The U.S. government may properly share information collected during an investigation when authorized by statute or by a court. It is quite possible (indeed, if public reports are to be credited, highly likely) that the special counsel has already shared relevant investigative information regarding possible criminal violations of New York State law with the attorney general of New York. No action by the federal government could limit that state official, nor could any action prevent him from continuing the investigation. To be sure, not all of the matters under investigation by the special counsel are also potential violations of state law—but many of them appear to be.
And what about Rosenstein? What if he is fired, but Mueller is not? The idea here, of course, is that someone who replaced Rosenstein and is more loyal to Trump might limit the special counsel’s investigation—might, for example, tell him that he could no longer look at the financial records of the Trump Organization or might order him to stop all inquiries into the Trump Tower meeting between the Trump campaign and purported agents of the Russian government. This would be an effort to control the Mueller investigation indirectly, without actually firing him—and it might be that some would judge firing Rosenstein less politically tumultuous than firing Mueller himself.
But even this is not likely to be as effective as the president would think. To see why, we have to unpack the situation a bit. It is complicated by the fact that today Rosenstein is actually wearing two hats—one as deputy attorney general and one as acting attorney general.
As the deputy, Rosenstein has certain institutional powers over all criminal investigations (for instance, the deputy can approve searches of an attorney’s office). Those institutional powers would go to whomever became acting deputy attorney general. If Trump did not appoint someone to replace Rosenstein on an acting basis, that role would fall to Rosenstein’s principal associate (a man named Edward O’Callaghan). Or, the president could name his own acting deputy if he wished.
But … and this is important … even if Trump were to appoint a loyalist to replace Rosenstein as acting deputy attorney general, until that person were confirmed by the Senate, he or she would not actually be the deputy. As a result, he or she could not be the acting attorney general for purposes of supervising the Mueller investigation. The acting attorney general can only be someone who has been appointed to and confirmed in a position of leadership by the Senate. To put it colloquially, there are no “double acting” appointments allowed.

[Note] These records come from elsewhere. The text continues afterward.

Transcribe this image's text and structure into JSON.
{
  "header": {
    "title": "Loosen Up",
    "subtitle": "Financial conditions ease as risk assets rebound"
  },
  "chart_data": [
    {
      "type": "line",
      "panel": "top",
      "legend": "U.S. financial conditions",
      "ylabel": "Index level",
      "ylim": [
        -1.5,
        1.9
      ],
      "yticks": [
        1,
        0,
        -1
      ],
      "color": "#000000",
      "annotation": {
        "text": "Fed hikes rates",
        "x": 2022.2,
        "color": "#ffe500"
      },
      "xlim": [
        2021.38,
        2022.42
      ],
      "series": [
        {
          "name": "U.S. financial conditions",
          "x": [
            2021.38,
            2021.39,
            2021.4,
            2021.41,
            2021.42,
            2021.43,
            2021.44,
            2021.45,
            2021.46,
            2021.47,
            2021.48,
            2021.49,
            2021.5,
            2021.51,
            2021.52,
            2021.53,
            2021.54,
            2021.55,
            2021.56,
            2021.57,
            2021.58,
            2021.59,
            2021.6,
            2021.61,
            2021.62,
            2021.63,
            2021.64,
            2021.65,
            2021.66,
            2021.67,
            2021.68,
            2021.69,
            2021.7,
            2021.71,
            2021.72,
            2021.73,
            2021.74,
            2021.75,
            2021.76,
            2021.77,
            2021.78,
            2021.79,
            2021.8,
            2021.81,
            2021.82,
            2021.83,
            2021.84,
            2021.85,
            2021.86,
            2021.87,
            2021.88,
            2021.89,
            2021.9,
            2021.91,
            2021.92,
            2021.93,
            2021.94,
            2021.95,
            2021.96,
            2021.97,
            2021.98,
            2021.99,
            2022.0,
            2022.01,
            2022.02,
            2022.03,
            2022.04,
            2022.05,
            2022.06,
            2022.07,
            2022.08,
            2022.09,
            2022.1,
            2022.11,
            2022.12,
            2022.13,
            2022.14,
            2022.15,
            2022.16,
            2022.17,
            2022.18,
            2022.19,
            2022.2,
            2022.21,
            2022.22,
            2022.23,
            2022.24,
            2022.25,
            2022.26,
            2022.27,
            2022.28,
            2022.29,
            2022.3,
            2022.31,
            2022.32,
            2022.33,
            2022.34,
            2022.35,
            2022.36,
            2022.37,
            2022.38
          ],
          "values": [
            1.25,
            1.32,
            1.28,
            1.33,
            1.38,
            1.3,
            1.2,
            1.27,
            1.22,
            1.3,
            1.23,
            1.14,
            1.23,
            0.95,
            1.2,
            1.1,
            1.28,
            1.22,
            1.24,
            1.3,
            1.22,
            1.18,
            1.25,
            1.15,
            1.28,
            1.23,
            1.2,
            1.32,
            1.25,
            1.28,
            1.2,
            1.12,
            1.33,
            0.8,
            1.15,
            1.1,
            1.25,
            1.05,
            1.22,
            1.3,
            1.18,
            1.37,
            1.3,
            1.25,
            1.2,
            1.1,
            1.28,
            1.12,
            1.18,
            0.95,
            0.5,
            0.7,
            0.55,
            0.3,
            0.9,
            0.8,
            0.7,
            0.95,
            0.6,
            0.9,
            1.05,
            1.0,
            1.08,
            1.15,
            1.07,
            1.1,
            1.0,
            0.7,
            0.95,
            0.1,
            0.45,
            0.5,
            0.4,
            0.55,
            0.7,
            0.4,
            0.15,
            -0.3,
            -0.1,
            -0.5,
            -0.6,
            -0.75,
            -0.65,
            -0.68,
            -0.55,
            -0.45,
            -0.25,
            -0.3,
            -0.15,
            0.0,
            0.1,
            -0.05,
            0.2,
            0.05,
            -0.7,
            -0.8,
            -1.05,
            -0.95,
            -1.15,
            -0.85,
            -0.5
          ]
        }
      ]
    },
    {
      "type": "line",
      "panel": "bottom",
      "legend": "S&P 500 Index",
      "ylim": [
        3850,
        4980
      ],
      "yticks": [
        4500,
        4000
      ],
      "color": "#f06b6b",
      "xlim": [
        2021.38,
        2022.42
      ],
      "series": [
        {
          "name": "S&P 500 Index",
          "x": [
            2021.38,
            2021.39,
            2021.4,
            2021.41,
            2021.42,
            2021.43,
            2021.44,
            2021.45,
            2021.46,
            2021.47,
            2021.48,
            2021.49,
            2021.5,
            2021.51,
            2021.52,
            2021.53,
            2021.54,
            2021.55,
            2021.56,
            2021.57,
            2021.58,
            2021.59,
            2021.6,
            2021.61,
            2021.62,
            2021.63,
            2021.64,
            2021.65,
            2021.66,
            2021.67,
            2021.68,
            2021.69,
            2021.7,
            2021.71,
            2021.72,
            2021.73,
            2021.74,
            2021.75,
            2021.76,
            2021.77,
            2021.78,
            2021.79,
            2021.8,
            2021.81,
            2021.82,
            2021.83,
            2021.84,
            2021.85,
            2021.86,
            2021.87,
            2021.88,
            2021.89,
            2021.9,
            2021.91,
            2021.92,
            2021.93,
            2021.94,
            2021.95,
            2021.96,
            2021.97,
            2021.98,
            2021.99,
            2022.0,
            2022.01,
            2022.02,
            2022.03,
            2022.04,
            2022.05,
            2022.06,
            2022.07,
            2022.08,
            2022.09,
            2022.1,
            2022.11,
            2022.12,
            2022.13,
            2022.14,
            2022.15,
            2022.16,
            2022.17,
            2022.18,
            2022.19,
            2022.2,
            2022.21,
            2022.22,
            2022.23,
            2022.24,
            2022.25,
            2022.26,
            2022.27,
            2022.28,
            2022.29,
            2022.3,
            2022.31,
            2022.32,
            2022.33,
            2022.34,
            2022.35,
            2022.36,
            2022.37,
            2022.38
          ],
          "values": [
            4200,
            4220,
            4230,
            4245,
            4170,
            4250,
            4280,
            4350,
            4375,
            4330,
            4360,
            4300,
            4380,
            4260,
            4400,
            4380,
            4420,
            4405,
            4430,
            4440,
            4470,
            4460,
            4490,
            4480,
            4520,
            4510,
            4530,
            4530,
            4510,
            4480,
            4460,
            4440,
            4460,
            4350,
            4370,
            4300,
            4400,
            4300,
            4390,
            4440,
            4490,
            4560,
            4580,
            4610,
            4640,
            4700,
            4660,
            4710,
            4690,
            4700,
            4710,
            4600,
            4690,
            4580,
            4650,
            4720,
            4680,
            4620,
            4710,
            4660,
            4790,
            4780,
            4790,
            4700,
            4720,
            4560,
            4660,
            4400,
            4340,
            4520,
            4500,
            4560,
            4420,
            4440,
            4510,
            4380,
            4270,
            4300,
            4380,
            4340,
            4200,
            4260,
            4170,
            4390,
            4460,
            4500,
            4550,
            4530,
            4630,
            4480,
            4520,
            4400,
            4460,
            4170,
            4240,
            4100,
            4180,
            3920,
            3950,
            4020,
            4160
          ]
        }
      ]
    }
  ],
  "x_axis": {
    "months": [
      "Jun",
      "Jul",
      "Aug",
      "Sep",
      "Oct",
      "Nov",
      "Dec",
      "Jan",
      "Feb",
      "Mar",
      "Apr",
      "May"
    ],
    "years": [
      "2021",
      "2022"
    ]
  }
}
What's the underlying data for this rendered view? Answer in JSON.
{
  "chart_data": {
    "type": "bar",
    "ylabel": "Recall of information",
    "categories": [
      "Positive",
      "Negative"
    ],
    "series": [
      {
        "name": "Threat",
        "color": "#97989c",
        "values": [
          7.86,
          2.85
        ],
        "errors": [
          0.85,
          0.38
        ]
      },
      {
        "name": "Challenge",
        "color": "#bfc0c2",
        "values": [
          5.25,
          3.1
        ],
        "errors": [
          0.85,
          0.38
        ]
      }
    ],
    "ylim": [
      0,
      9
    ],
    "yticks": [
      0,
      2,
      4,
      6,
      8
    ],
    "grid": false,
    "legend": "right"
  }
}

And so, if Rosenstein were to be fired, the job of acting attorney general, and supervision over the Mueller investigation, would fall to the next in line of senatorially confirmed DOJ appointees. Normally that would be the Justice Department’s number three—the associate attorney general—but that post is currently vacant because the incumbent, Rachel Brand, left earlier this year. So the acting attorney general would be the number four in the Justice Department—the solicitor general, Noel Francisco. And there is no reason to think that Francisco (whom, full disclosure, I know slightly) would do the job any differently than Rosenstein has been doing it—with integrity and to the best of his ability. Thus, the firing of Rosenstein would appear to have little or no prospect of affecting Mueller in the slightest.
In short, firing Rosenstein or Mueller would be a mistake (larger probably than that of firing then-FBI Director James Comey). It would come at severe political cost to the president and, quite likely, have relatively little actual effect on the current investigation. That prospect would dissuade any rational decision-maker. We shall see if it dissuades the president from a rash decision.